According to the Small Business Association, about a third of new startups fail in the first two years. Sometimes the right advice can make all the difference. While entrepreneurial mavericks may enjoy being the lone sheriff in town, they’d do well to deputize a trusted advisor. MicroMentor.org, a free service connecting entrepreneurs with volunteer mentors, reports that 82 percent of their mentored start-ups survived in the first two years (about 15 percent higher than the average).

The Washington D.C. chapter of the American Marketing Association reports that its members who have completed their mentoring program typically earn 20% higher salaries than those who haven’t.

Strategy and Management Services is a participant in the SBA’s Mentor-Protégé program, which is designed to enable successful firms to provide various forms of business development assistance to 8(a) program participants. The goal of the program is to enhance the capability of the participants to be competitive, achieve entrepreneurial success, and contribute to the strength and vigor of the economy.
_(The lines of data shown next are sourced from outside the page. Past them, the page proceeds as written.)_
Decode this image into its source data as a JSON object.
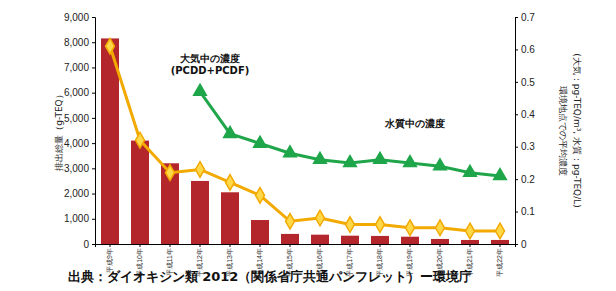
{
  "chart_data": {
    "type": "bar",
    "categories": [
      "平成9年",
      "平成10年",
      "平成11年",
      "平成12年",
      "平成13年",
      "平成14年",
      "平成15年",
      "平成16年",
      "平成17年",
      "平成18年",
      "平成19年",
      "平成20年",
      "平成21年",
      "平成22年"
    ],
    "y_label": "排出総量（g-TEQ）",
    "y2_label": [
      "環境地点での平均濃度",
      "(大気：pg-TEQ/m³, 水質：pg-TEQ/L)"
    ],
    "source": "出典：ダイオキシン類 2012（関係省庁共通パンフレット）ー環境庁",
    "ylim": [
      0,
      9000
    ],
    "yticks": [
      0,
      {
        "value": 1000,
        "label": "1,000"
      },
      {
        "value": 2000,
        "label": "2,000"
      },
      {
        "value": 3000,
        "label": "3,000"
      },
      {
        "value": 4000,
        "label": "4,000"
      },
      {
        "value": 5000,
        "label": "5,000"
      },
      {
        "value": 6000,
        "label": "6,000"
      },
      {
        "value": 7000,
        "label": "7,000"
      },
      {
        "value": 8000,
        "label": "8,000"
      },
      {
        "value": 9000,
        "label": "9,000"
      }
    ],
    "y2lim": [
      0,
      0.7
    ],
    "y2ticks": [
      0,
      0.1,
      0.2,
      0.3,
      0.4,
      0.5,
      0.6,
      0.7
    ],
    "grid": false,
    "series": [
      {
        "type": "bar",
        "color": "#b3262b",
        "values": [
          8150,
          4100,
          3200,
          2500,
          2050,
          950,
          400,
          370,
          330,
          320,
          290,
          200,
          160,
          160
        ]
      },
      {
        "name": "大気中の濃度(PCDD+PCDF)",
        "type": "line",
        "axis": "y2",
        "color": "#f2a900",
        "marker": "diamond",
        "values": [
          0.61,
          0.32,
          0.22,
          0.23,
          0.19,
          0.15,
          0.07,
          0.08,
          0.06,
          0.06,
          0.05,
          0.05,
          0.04,
          0.04
        ]
      },
      {
        "name": "水質中の濃度",
        "type": "line",
        "axis": "y2",
        "color": "#1fa64a",
        "marker": "triangle",
        "values": [
          null,
          null,
          null,
          0.47,
          0.34,
          0.31,
          0.28,
          0.26,
          0.25,
          0.26,
          0.25,
          0.24,
          0.22,
          0.21
        ]
      }
    ]
  }
}
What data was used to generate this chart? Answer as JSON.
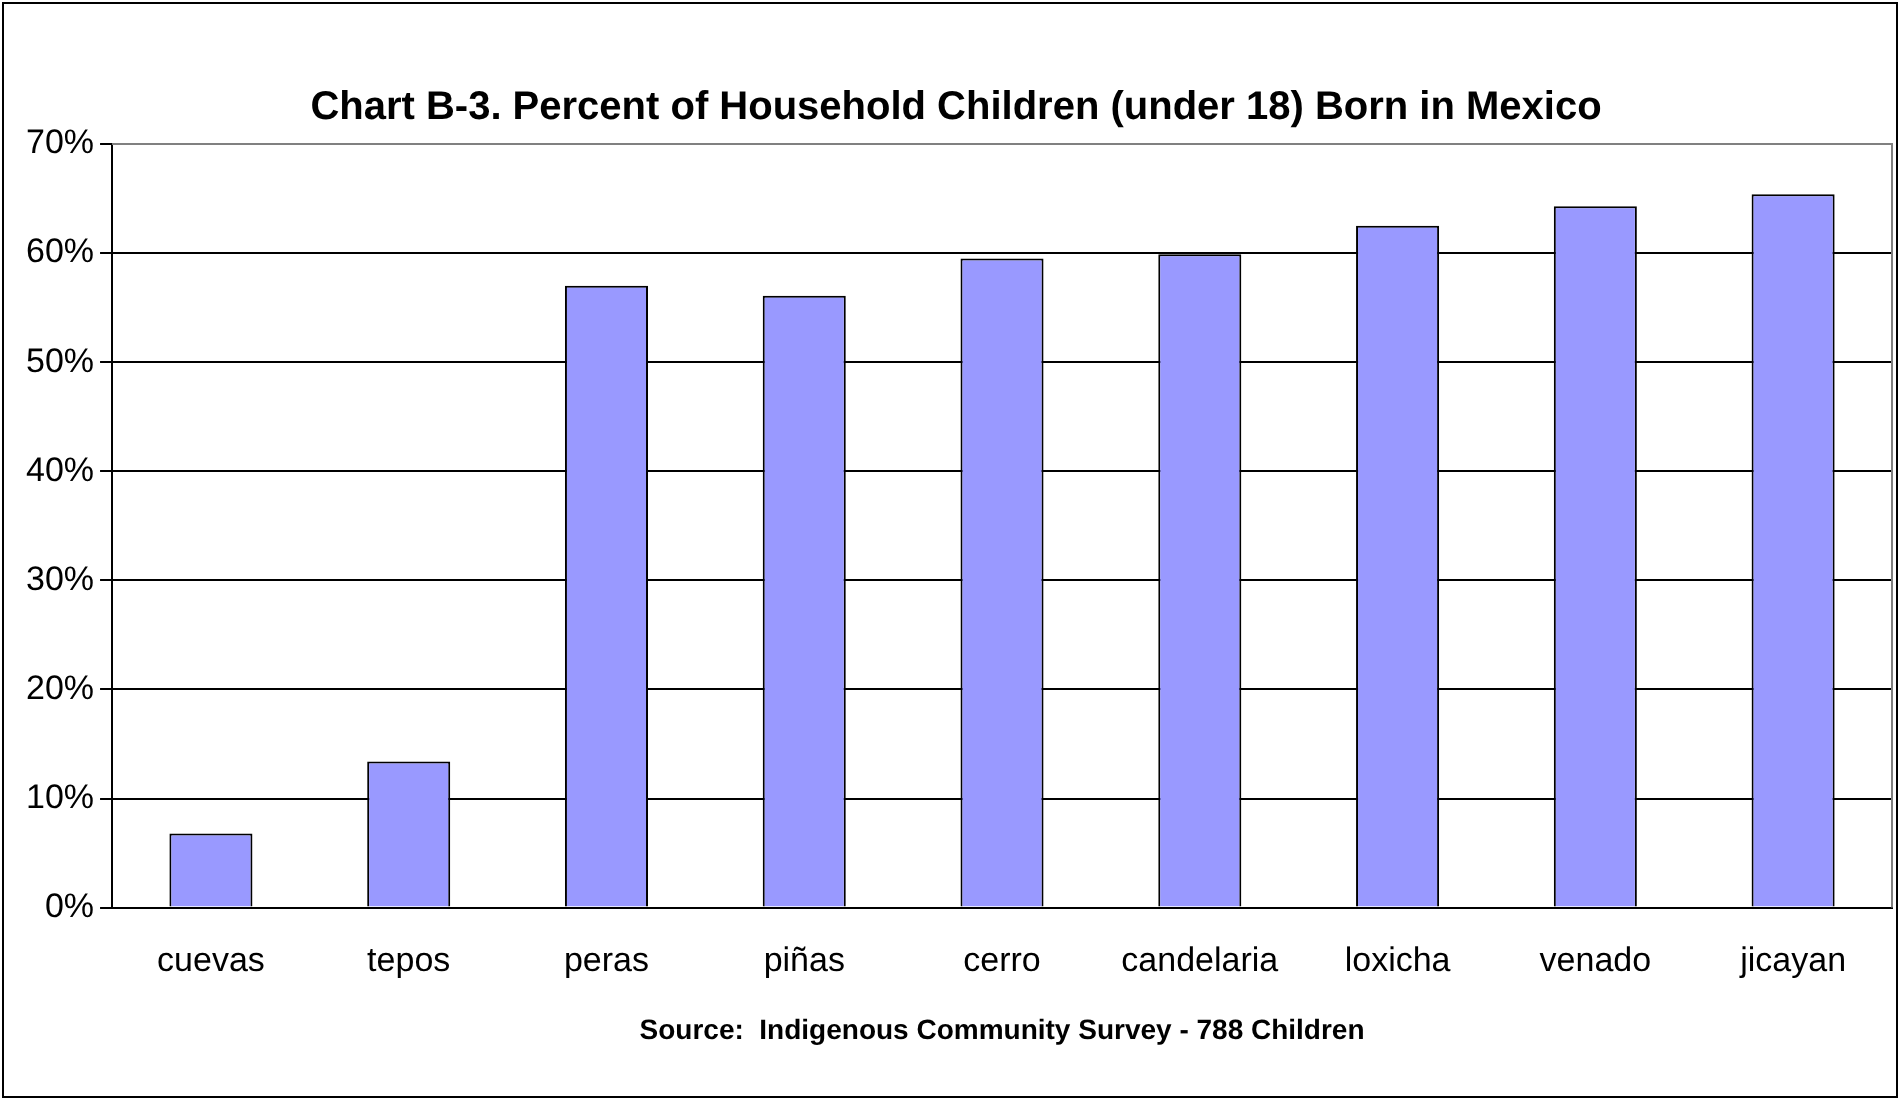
{
  "chart_data": {
    "type": "bar",
    "title": "Chart B-3. Percent of Household Children (under 18) Born in Mexico",
    "xlabel": "Source:  Indigenous Community Survey - 788 Children",
    "categories": [
      "cuevas",
      "tepos",
      "peras",
      "piñas",
      "cerro",
      "candelaria",
      "loxicha",
      "venado",
      "jicayan"
    ],
    "values": [
      6.8,
      13.4,
      57.0,
      56.1,
      59.5,
      59.9,
      62.5,
      64.3,
      65.4
    ],
    "color": "#9999ff",
    "ylim": [
      0,
      70
    ],
    "yticks": [
      {
        "value": 0,
        "label": "0%"
      },
      {
        "value": 10,
        "label": "10%"
      },
      {
        "value": 20,
        "label": "20%"
      },
      {
        "value": 30,
        "label": "30%"
      },
      {
        "value": 40,
        "label": "40%"
      },
      {
        "value": 50,
        "label": "50%"
      },
      {
        "value": 60,
        "label": "60%"
      },
      {
        "value": 70,
        "label": "70%"
      }
    ],
    "grid": "y",
    "legend": false
  }
}
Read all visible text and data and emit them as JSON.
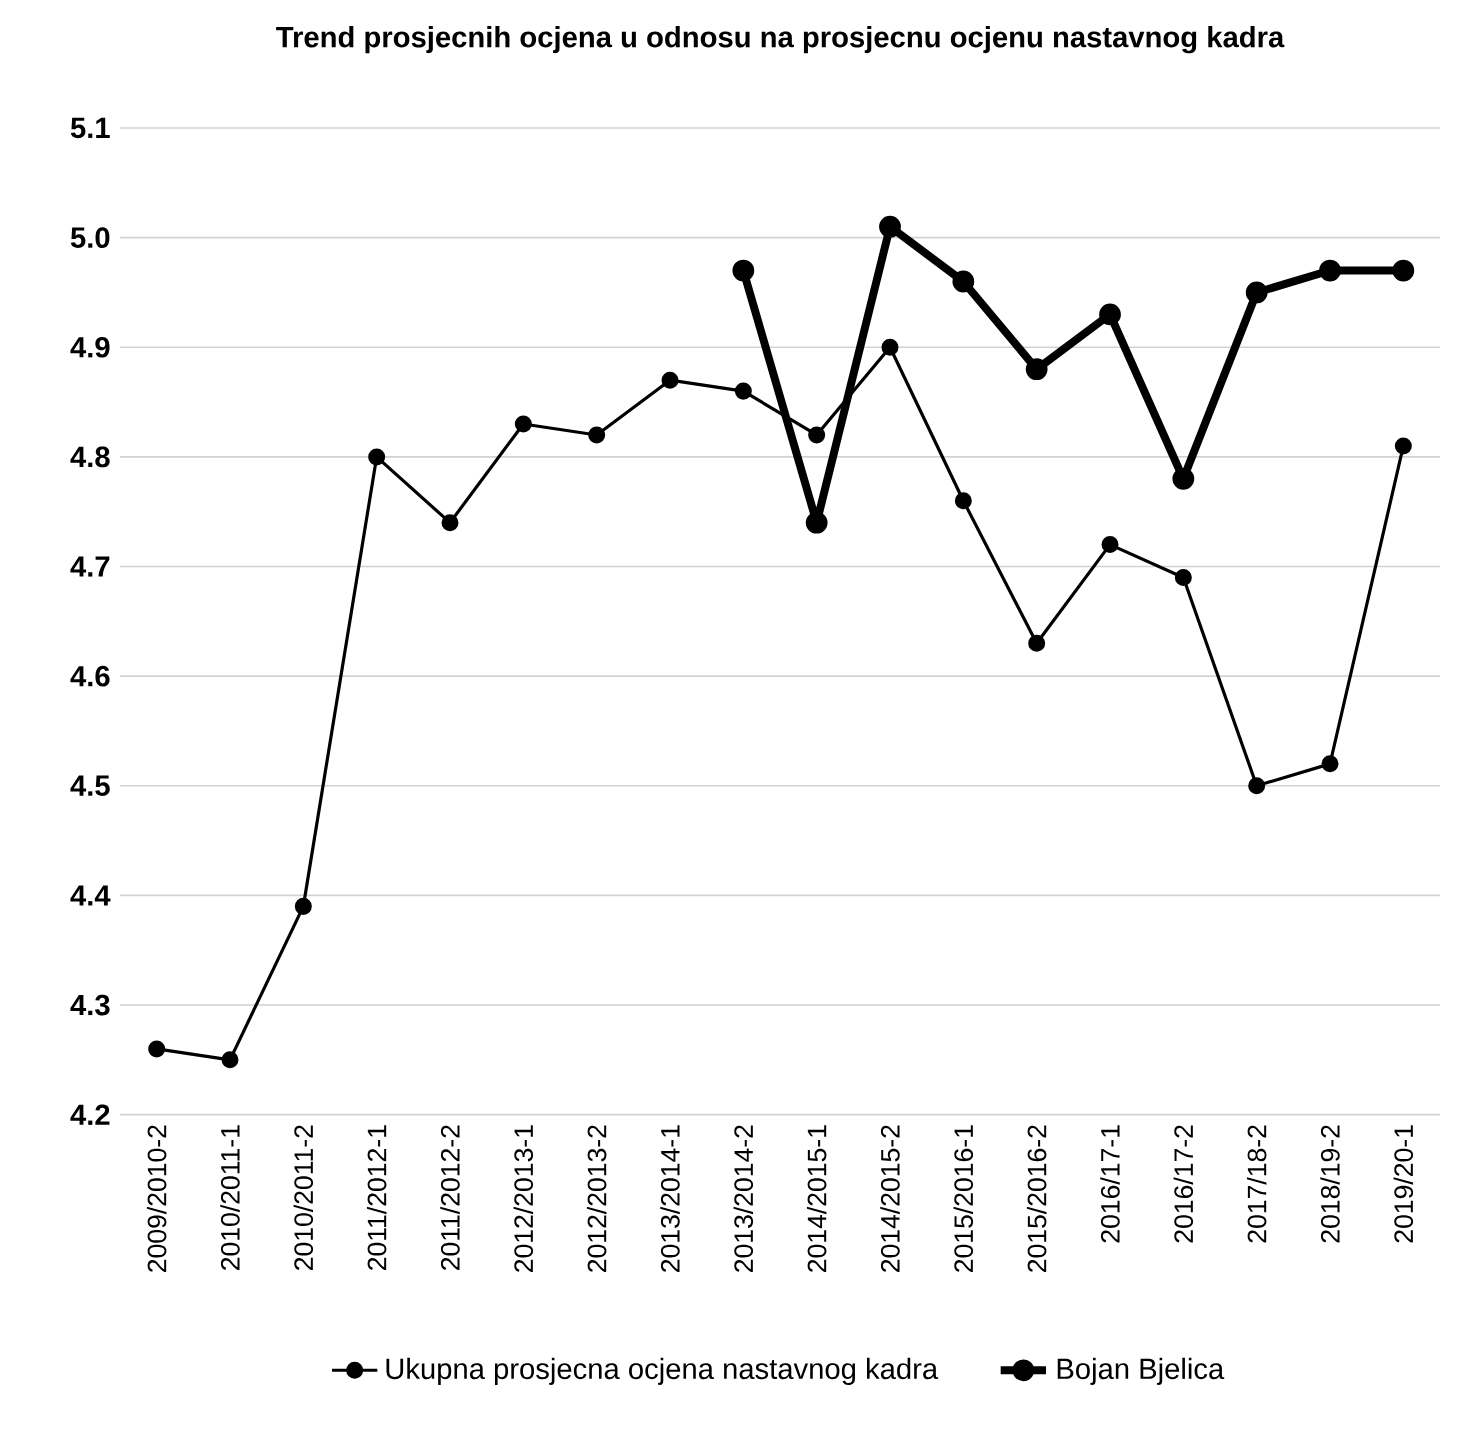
{
  "chart_data": {
    "type": "line",
    "title": "Trend prosjecnih ocjena u odnosu na prosjecnu ocjenu nastavnog kadra",
    "categories": [
      "2009/2010-2",
      "2010/2011-1",
      "2010/2011-2",
      "2011/2012-1",
      "2011/2012-2",
      "2012/2013-1",
      "2012/2013-2",
      "2013/2014-1",
      "2013/2014-2",
      "2014/2015-1",
      "2014/2015-2",
      "2015/2016-1",
      "2015/2016-2",
      "2016/17-1",
      "2016/17-2",
      "2017/18-2",
      "2018/19-2",
      "2019/20-1"
    ],
    "series": [
      {
        "name": "Ukupna prosjecna ocjena nastavnog kadra",
        "color": "#000000",
        "values": [
          4.26,
          4.25,
          4.39,
          4.8,
          4.74,
          4.83,
          4.82,
          4.87,
          4.86,
          4.82,
          4.9,
          4.76,
          4.63,
          4.72,
          4.69,
          4.5,
          4.52,
          4.81
        ]
      },
      {
        "name": "Bojan Bjelica",
        "color": "#000000",
        "values": [
          null,
          null,
          null,
          null,
          null,
          null,
          null,
          null,
          4.97,
          4.74,
          5.01,
          4.96,
          4.88,
          4.93,
          4.78,
          4.95,
          4.97,
          4.97
        ]
      }
    ],
    "ylim": [
      4.2,
      5.1
    ],
    "yticks": [
      {
        "value": 4.2,
        "label": "4.2"
      },
      {
        "value": 4.3,
        "label": "4.3"
      },
      {
        "value": 4.4,
        "label": "4.4"
      },
      {
        "value": 4.5,
        "label": "4.5"
      },
      {
        "value": 4.6,
        "label": "4.6"
      },
      {
        "value": 4.7,
        "label": "4.7"
      },
      {
        "value": 4.8,
        "label": "4.8"
      },
      {
        "value": 4.9,
        "label": "4.9"
      },
      {
        "value": 5.0,
        "label": "5.0"
      },
      {
        "value": 5.1,
        "label": "5.1"
      }
    ],
    "grid": "y",
    "legend": "bottom",
    "marker": "circle",
    "line_style": "solid"
  }
}
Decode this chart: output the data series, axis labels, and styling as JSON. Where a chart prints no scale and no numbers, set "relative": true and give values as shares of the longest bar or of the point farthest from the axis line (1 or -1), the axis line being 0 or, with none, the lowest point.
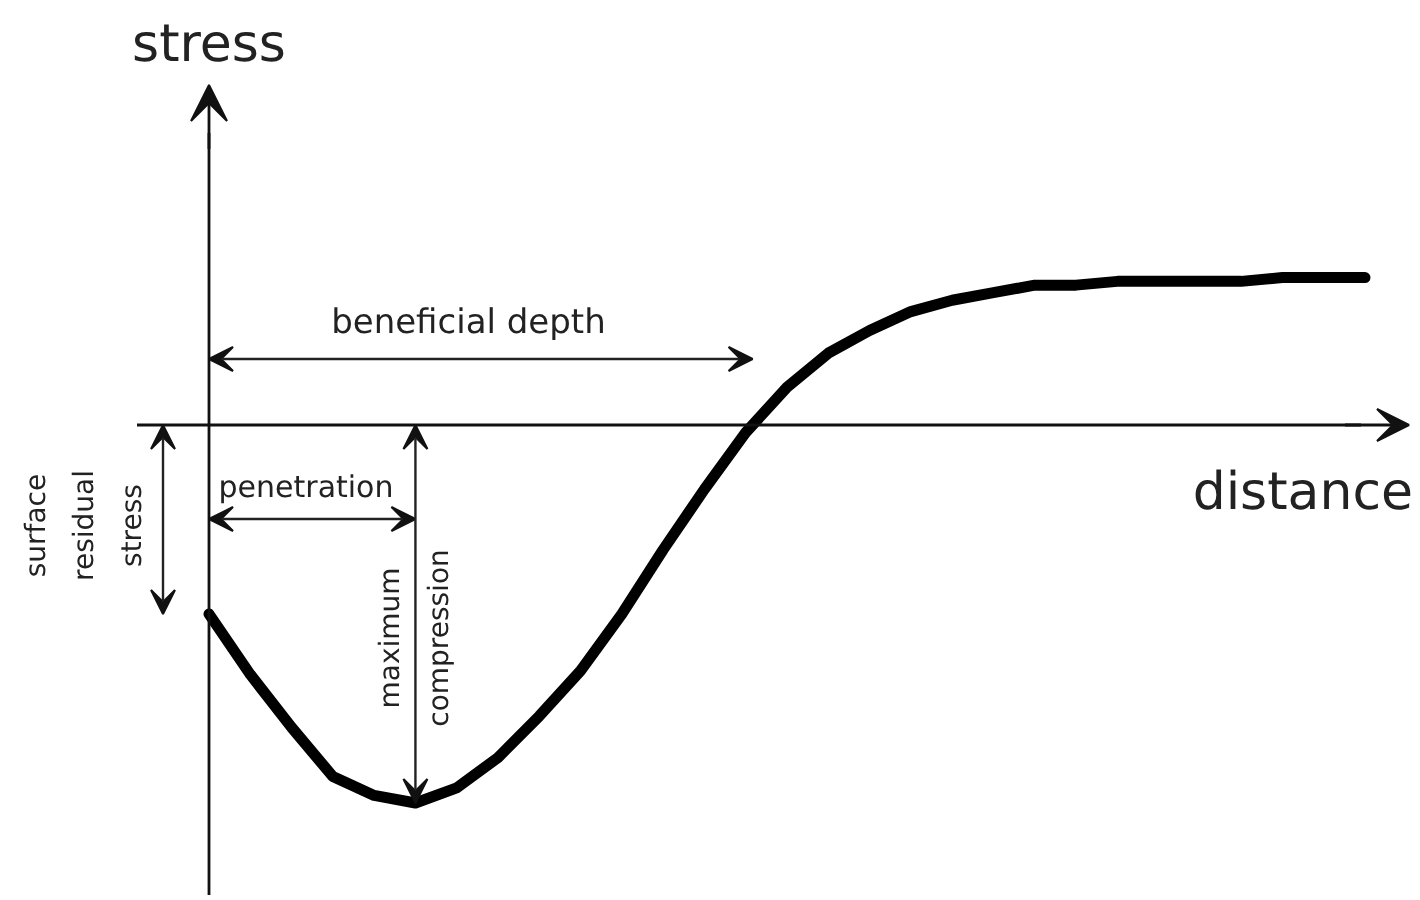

Learn more about SAMS’ Mentor-Protégé relationship here.

There are notable historical precedents for mentoring. Alexander the Great was mentored by the philosopher, Aristotle. Even Warren Buffet benefited from mentorship by investor and economist, Benjamin Graham. This just goes to show that the right advisor can come from any walk of life and may not even be in your line of work.

What makes a good mentor?
The most important factor is chemistry. Do you like this person? Do you trust them? Do you feel comfortable revealing certain details about your business to this individual? An ideal mentor is an expert in one or more areas in which you may be lacking and has experienced significant success, either as an entrepreneur or professional in an organization.

An effective mentor is articulate, patient, and compassionate. Your advisor is not a nanny, but must be able to provide encouragement and reassurance, especially when the going gets tough. A mentor can be a role model for developing emotional intelligence—the ability to both perceive and control one’s own feelings as well as understand the emotions of others.

A good mentor is action-oriented and able to provide concrete advice about real problems. It is not the mentor’s job to tell you what to do, but rather to help you access your own critical thinking and model the skills you may be lacking. For example, a mentor may teach problem-solving or troubleshooting or provide models and methods for strategic planning.

Where to Find Mentors
A wise person has a clear notion of their own strengths and weaknesses and the humility to see every person as a potential teacher. Look around you for mentors (you may want more than one). Sometimes a friend, family member, client, or peer can provide you with just the fresh perspective that you need. To establish a more formal relationship with a mentor, consciously develop a plan to find the right person:

  • Determine what you might be able to offer a mentor in exchange for their help; most often, potential advisors are willing to help without a quid pro quo, so long as you are respectful of their time.
  • Make a list of business people you know and those whom you’d like to meet. These are folks you admire or who could provide you with insight. Systematically reach out to them by email or phone and set up a few lunch dates.
  • Connect with people on LinkedIn, Twitter, Facebook, and other online platforms to turn up professionals and peers who might be able to mentor you.
  • Get in touch with SCORE (Service Corps of Retired Executives), an organization staffed with thousands of volunteers around the country who are ready to serve aspiring entrepreneurs. SCORE now has a strong online presence and can work with people via the Internet.

Once you have found a mentor, keep the relationship going with periodic contact. And don’t forget to pay it forward by eventually becoming a mentor yourself.